[Fred]
Won't there be at least one standard iterator object defined for lists, etc.?
iter([]) <iterator object at 00792640>
iter({}) <dictionary-iterator object at 00793A40>
iter(()) <iterator object at 00792640>
import sys iter(sys.stdin) <callable-iterator object at 00793FE0>
class C: ... def __iter__(self): return self ... iter(C()) <__main__.C instance at 007938EC>
What do those have in common? Objects and types are the wrong way to approach this one: it's really of no interest that, e.g., iter(list) and iter(dict) return objects of different types; what *is* interesting is that iter(whatever) returns *an* object that conforms to the iterator protocol (or "implements the iterator interface" -- all the same to me). You can give *examples* of builtin iterator types that conform to the protocol, but the protocol needs to be defined for its own sake first. The protocol is fundamental, and is neither an object nor a type.
That could be described in the built-in types section (as with files, lists, etc.) of the Library Reference. That will be used as the definition of the iterator protocol in the same way the file object description there is referred to from places that want file or file-like objects.
"file-like objects" is the bad doc experience I'm hoping we don't repeat. The phrase "file-like object" is indeed used freely in the docs, but it's not (AFAICT) *defined* anywhere, and doesn't even appear in the index. Besides, the notion that "file-like object" refers to section Buitin-in Types, Exceptions and Functions -> Other Built-in Types -> File Objects was news to me. I see the individual method descriptions there sometimes refer to "file-like objects", and other times "objects implementing a file-like interface". The latter phrase appears uniquely in the description of .readlines(), and may be the clearest explanation in the docs of wtf "file-like object" means. If so, it shouldn't be buried in the bowels of one method description.

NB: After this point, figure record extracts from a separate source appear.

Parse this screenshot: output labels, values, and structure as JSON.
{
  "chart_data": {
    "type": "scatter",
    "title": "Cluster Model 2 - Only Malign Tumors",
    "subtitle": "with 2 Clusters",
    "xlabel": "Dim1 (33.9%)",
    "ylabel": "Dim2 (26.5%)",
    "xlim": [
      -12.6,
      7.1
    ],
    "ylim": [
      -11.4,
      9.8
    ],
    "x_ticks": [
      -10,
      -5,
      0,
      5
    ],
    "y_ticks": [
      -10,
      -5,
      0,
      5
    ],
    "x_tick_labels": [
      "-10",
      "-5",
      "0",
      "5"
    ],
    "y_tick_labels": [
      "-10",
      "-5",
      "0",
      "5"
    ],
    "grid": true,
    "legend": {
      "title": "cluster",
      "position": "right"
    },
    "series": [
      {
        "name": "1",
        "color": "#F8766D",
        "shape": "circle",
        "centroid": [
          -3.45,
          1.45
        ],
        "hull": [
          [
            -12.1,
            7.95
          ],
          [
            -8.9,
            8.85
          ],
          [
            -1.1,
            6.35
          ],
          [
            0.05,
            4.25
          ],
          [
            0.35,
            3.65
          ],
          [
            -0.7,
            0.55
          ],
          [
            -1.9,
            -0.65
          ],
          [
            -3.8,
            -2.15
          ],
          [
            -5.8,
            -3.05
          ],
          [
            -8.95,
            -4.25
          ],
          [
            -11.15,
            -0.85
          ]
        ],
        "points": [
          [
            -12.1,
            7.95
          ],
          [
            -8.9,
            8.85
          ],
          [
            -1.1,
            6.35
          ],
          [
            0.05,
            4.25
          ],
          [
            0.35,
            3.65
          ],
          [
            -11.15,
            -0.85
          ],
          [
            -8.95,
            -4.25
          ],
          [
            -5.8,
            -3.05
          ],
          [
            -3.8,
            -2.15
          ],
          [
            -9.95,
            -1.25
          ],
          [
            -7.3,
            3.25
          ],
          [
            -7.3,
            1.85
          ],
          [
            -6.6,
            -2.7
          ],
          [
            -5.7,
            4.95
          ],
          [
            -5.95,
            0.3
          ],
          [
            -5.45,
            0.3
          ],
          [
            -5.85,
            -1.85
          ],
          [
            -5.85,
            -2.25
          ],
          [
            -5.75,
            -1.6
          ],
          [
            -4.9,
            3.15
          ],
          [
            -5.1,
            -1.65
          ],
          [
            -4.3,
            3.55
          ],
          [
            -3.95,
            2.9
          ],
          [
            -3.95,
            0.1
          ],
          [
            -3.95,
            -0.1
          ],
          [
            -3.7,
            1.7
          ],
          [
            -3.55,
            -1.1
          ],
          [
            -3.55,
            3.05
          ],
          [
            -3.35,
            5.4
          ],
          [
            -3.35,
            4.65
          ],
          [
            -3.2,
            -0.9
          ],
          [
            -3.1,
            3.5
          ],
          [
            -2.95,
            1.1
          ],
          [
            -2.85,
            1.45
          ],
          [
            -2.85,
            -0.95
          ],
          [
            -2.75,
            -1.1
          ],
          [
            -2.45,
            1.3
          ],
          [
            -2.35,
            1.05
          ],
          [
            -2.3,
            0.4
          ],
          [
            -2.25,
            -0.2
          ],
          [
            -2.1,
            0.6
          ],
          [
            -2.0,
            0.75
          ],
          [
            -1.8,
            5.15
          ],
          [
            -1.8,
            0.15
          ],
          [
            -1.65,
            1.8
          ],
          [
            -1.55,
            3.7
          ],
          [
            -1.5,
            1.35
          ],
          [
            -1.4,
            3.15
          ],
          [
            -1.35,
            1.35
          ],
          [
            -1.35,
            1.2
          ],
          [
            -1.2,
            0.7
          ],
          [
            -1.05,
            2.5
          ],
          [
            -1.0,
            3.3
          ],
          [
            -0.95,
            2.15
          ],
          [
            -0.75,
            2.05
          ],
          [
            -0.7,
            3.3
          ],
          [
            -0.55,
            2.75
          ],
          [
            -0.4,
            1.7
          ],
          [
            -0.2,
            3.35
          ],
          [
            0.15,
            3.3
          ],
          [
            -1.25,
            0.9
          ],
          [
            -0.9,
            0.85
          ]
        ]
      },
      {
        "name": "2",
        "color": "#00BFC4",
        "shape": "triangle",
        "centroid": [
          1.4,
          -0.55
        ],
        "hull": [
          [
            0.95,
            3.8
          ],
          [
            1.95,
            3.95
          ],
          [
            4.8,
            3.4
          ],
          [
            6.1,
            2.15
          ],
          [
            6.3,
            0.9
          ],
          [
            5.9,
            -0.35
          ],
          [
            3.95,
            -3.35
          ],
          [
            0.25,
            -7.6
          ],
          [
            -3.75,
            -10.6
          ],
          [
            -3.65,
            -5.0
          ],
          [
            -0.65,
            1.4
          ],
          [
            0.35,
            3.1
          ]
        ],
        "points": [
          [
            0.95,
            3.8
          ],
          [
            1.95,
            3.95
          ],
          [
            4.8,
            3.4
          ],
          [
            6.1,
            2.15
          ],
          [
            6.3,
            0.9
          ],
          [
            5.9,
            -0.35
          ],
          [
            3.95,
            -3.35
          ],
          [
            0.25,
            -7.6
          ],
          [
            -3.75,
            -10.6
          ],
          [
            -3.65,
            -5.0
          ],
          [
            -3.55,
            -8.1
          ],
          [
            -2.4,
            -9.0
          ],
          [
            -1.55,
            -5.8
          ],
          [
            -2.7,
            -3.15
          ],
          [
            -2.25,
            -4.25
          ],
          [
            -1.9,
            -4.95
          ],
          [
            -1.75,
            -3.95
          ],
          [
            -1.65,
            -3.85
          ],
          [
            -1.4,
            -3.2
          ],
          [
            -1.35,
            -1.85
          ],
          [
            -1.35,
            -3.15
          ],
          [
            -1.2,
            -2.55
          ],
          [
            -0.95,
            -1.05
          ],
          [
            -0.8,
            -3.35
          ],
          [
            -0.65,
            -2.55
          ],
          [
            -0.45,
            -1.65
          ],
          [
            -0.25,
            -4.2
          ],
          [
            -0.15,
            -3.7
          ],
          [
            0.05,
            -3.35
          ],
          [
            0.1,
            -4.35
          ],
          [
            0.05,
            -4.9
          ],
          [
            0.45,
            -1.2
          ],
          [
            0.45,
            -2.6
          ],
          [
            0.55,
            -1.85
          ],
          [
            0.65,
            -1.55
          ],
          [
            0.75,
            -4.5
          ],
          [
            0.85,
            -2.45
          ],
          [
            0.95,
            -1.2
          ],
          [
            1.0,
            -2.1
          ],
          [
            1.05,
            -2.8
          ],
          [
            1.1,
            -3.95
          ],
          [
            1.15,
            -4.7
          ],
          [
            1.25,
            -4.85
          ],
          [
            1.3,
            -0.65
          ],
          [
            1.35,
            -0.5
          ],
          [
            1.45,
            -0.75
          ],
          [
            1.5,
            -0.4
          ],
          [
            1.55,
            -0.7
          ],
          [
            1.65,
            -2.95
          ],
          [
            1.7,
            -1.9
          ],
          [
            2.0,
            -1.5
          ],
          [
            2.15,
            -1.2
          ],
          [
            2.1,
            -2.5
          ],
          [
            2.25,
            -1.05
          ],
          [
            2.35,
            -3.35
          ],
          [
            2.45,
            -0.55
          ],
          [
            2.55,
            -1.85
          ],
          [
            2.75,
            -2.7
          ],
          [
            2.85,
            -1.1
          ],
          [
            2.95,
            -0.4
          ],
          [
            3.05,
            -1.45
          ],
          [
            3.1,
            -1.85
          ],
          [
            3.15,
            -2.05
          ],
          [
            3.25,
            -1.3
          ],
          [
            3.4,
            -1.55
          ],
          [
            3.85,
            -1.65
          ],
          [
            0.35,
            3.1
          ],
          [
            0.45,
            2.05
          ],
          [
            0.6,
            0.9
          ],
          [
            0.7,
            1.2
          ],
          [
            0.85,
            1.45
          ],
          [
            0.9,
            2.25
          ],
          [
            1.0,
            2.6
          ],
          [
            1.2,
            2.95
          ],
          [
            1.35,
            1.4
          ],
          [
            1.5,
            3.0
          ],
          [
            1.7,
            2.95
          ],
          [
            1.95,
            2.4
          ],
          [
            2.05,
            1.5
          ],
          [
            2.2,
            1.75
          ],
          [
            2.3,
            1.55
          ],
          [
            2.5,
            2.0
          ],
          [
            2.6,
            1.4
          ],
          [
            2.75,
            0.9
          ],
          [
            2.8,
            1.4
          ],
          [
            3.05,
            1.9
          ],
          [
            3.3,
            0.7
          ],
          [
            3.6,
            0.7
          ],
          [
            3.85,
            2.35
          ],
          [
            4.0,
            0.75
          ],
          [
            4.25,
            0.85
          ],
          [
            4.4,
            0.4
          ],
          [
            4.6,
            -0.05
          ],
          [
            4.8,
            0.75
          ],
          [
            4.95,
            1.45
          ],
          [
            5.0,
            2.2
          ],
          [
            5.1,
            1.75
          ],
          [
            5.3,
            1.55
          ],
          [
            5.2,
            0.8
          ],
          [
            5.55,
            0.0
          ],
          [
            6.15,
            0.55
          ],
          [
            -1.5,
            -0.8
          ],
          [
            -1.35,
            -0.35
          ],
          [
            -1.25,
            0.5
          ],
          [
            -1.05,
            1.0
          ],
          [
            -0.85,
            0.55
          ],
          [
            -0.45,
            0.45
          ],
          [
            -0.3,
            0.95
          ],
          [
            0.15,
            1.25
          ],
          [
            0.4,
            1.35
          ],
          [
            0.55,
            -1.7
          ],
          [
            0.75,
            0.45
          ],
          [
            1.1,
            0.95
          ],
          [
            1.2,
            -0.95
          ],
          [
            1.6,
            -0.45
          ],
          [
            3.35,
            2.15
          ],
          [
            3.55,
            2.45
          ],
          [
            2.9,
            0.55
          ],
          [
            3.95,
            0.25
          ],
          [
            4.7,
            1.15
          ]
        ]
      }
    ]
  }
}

I think we need some re-organization of the built-in types section to separate abstract protocols from specific implementations,
Yes.
but that's an orthagonal aspect and can be handled at the same time as the rest of the built-in types.
I assume you're thinking of creating a new "Iterator Objects" section under "Other Built-in Types"? That would work for me if it *started* with a description of the iterator interface/protocol. There's a twist, though: iterators need to be defined already in the Language Reference manual (we can't explain for-loops without them anymore).
Specific changes for places that accept iterators should be made as the code is changed, as usual. Please describe the changes clearly in checkin messages so iterator related changes don't propogate to the maintenance branch.
We need an example to build on -- this is too abstract for me (which is saying something <wink>). For example, today we have: list(sequence) Return a list whose items are the same and in the same order as sequence's items. If sequence is already a list, a copy is made and returned, similar to sequence[:]. For instance, list('abc') returns returns ['a', 'b', 'c'] and list( (1, 2, 3) ) returns [1, 2, 3]. list() doesn't yet work with iterators, but surely will. What do we want the docs to say after it changes? Should it be implicit or explicit that "sequence" now means "sequence or sequence-like object"? Where is the connection between "sequence-like object" and "iterable" explained? Perhaps what's really needed is s/sequence/iterable/ in this description. But then where is "iterable" defined? Solve this once and the rest should follow easily. But solving it the first time doesn't look easy to me. That's why I'm bugging you now.